Despite lakeshore property owners’ ramped-up investments to keep Green Lake free of zebra mussels, the invasive species has infested the lake near Spicer.
A property owner found a zebra mussel attached to a dock post in about 4 feet of water on July 21, and the Department of Natural Resources later confirmed the specimen, which was dead. DNR personnel conducted additional searches and water samples of the lake, but no other zebra mussels were found, officials announced Monday.
“I’m disappointed,” said Terry Frazee, executive secretary of the Green Lake Property Owners Association. “We’re working with the city of Spicer and Kandiyohi County to do everything we can and still, we found one mussel — one. And I still believe that’s the only one we’re going to find.”
The group is one of the state’s most active lake associations when it comes to fighting aquatic invasive species, said Nicholas Brown, DNR aquatic invasive species specialist. The Green Lake Property Owners Association installed a $18,000 high-pressure boat washer earlier this summer in efforts to deter zebra mussels, which attach to boats, nets, docks and other equipment. In partnership with the city of Spicer, Kandiyohi County and the Middle Fork Crow River Watershed District, the group also kicked in $17,000 to pay inspectors.
Association officials said they believe their group is the only lake association in the state to have purchased a boat washer, and many of the funds come directly from community members. With about 800 property owners, the group asks for annual dues of $100 from each owner.
“We’re always disappointed to find new infestations, especially when we see them on a lake where the lake association and surrounding community has put as much work into keeping the invasive species out,” Brown said.
The department has designated Green Lake as infested with zebra mussels and is expanding its watercraft inspection efforts for the rest of the year, Brown said. It plans to bring more boat washing units and expanded washing hours to Green Lake next year, with the help of $256,000 in state funding. The money is part of a tax bill signed by Gov. Mark Dayton in May, providing $10 million per year to help local governments combat invasive aquatic species.
Jamie Duininck, President of the Green Lake Property Owner’s Association, encouraged all boaters to wash their crafts and equipment as they enter and exit the lake. The boat washing service is available free of charge to anyone — even if they’re not using Green Lake. It is open 11 hours a day, Thursday through Sunday, at the Saulsbury Park boat launch.
“Right now we kind of see it as a call to action for everyone that is concerned about Green Lake or the lakes of [Minnesota],” Duininck said. “Were not blaming anybody … we’re getting things in place.”
Heavy infestations of zebra mussels threaten to kill native mussels and fish populations in Minnesota’s lakes. They feed on the same plankton as many fish, can clog water intakes, and interfere with swimming, as their sharp edges can be quite painful, Brown said.

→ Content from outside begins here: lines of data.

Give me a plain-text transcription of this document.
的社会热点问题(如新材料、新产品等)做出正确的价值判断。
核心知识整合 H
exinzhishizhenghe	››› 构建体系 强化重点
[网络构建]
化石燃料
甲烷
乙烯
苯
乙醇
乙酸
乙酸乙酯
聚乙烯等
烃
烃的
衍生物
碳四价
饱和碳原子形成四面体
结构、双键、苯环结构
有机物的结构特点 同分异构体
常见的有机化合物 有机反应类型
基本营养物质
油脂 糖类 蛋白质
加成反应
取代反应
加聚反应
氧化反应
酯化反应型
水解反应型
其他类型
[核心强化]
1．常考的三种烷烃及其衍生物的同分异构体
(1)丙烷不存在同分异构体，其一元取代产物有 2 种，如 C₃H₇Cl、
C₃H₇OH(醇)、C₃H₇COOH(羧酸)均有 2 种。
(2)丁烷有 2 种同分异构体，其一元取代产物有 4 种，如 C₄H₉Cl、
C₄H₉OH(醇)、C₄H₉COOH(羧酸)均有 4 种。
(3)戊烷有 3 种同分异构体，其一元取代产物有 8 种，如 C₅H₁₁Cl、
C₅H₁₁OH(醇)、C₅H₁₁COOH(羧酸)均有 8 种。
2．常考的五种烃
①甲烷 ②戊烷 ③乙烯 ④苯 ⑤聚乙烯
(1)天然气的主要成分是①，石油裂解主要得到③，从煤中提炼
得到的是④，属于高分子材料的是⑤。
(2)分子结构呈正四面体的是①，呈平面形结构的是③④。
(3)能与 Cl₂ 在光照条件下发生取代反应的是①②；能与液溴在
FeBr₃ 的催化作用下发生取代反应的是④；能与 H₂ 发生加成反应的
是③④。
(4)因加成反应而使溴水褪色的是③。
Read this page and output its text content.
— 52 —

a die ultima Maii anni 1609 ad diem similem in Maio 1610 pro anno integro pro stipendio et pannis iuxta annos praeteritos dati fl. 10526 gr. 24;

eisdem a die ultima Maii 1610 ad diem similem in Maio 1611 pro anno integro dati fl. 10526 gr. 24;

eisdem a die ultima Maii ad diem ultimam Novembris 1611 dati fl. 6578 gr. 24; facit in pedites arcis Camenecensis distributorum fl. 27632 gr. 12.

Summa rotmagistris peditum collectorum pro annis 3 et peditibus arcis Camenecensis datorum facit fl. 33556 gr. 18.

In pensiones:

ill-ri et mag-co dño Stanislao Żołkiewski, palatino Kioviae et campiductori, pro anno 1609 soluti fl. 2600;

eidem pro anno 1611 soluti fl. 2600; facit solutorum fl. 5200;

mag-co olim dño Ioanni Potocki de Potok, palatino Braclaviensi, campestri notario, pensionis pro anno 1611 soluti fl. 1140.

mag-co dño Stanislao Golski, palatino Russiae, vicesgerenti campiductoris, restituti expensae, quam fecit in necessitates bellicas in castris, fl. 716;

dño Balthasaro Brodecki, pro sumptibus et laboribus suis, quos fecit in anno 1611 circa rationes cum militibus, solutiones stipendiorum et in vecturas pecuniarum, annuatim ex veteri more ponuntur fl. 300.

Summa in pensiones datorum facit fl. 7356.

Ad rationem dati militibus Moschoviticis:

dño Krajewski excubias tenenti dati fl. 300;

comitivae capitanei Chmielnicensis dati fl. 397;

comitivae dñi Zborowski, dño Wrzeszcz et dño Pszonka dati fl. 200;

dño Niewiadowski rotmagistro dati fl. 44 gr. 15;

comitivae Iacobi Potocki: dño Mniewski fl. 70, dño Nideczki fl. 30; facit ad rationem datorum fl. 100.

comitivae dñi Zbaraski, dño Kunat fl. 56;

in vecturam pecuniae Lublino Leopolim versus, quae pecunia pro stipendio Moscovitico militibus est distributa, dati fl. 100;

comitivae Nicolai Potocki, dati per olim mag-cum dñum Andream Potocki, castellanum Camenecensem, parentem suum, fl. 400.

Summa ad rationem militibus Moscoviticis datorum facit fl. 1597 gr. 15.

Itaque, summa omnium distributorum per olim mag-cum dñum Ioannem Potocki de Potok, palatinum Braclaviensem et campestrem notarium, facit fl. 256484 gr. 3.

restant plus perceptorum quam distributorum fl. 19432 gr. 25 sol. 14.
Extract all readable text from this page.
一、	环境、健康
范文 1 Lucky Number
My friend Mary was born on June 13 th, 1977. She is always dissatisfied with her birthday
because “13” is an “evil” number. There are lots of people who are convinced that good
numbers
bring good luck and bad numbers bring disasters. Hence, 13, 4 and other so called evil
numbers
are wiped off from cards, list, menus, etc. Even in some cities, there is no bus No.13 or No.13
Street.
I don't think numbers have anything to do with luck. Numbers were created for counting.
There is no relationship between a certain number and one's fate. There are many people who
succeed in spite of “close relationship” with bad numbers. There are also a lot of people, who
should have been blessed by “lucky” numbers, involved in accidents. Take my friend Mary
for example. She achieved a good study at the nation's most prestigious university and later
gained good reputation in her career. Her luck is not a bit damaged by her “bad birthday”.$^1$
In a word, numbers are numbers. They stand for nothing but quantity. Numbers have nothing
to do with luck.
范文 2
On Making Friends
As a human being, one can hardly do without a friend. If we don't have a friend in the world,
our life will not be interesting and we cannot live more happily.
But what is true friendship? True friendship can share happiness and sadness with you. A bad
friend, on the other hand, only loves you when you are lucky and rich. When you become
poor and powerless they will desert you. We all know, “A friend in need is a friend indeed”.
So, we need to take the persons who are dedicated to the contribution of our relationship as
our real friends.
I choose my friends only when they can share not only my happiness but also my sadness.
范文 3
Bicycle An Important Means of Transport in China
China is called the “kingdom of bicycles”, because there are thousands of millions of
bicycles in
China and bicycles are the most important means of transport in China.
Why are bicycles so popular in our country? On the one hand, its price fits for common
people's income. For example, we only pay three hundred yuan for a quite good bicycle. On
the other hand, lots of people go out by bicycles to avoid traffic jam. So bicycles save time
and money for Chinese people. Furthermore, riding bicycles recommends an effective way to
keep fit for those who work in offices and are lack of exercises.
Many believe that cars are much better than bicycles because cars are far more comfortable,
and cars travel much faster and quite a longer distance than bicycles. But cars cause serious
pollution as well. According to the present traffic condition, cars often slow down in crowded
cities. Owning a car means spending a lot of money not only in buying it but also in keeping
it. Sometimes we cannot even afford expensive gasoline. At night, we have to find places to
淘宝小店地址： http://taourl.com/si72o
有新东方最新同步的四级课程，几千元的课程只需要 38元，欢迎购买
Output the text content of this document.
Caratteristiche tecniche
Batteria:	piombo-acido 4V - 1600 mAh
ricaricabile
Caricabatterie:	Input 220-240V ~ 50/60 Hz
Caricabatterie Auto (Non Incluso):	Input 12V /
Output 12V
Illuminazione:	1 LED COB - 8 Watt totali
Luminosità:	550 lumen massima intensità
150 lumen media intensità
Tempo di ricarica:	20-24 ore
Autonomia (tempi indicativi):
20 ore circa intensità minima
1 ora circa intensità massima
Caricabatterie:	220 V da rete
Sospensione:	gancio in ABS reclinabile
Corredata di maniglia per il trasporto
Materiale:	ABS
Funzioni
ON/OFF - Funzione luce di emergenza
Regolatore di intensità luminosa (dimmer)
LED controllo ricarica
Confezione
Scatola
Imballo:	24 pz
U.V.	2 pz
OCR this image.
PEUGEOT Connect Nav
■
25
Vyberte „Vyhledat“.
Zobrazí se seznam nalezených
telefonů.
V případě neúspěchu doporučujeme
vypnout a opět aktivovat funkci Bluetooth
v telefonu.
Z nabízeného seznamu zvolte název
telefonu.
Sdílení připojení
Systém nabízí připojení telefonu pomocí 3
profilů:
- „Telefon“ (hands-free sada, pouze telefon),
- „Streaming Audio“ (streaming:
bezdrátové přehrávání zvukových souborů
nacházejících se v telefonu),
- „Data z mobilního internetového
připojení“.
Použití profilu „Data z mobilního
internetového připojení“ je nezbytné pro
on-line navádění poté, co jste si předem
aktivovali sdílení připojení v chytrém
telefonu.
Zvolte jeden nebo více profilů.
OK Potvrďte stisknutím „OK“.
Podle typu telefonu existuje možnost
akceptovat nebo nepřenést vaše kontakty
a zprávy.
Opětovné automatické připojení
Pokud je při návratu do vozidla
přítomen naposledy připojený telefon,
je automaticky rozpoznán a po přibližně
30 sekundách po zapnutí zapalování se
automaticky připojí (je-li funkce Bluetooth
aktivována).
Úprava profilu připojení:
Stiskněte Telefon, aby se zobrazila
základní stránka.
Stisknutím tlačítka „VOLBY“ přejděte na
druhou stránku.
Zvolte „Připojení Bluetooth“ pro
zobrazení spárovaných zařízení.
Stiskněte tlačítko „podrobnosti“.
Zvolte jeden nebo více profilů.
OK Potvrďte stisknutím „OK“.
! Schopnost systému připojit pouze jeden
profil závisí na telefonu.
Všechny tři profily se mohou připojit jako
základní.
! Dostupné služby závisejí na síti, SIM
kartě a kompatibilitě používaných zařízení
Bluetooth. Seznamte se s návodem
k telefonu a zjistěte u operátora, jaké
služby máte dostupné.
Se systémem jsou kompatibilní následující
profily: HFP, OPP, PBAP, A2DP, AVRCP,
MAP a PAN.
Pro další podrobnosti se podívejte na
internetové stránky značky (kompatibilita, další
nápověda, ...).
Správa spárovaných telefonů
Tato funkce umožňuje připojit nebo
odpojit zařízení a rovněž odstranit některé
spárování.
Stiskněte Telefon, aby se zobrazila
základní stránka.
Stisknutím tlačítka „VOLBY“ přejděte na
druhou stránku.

If no additional zebra mussels are found in Green Lake for the next five years, the DNR may revisit the decision to list the lake as infested. More than 175 Minnesota water bodies are designated as infested with the mussels.
“When they become more numerous, that’s when we really see the problem,” Brown said. “We don’t know what’s going to happen.”
As a precaution, Lake Calhoun in Kandiyohi County also will be designated as infested because it is directly downstream from Green Lake.
Also in Kandiyohi County, a new infestation of Eurasian watermilfoil in Games Lake, east of Sunburg, was reported Monday. A lakeshore owner found the plant near the outlet from Norway Lake, which has been infested with the watermilfoil for more than 10 years, Brown said. Games becomes the fourth lake — including Green Lake — in the county infested with Eurasian watermilfoil.
“It’s not surprising,” Brown said about the Eurasian watermilfoil.“ Given the fact that we hadn’t seen zebra mussels in the region before, I think that’s drawing a lot of our attention right now.”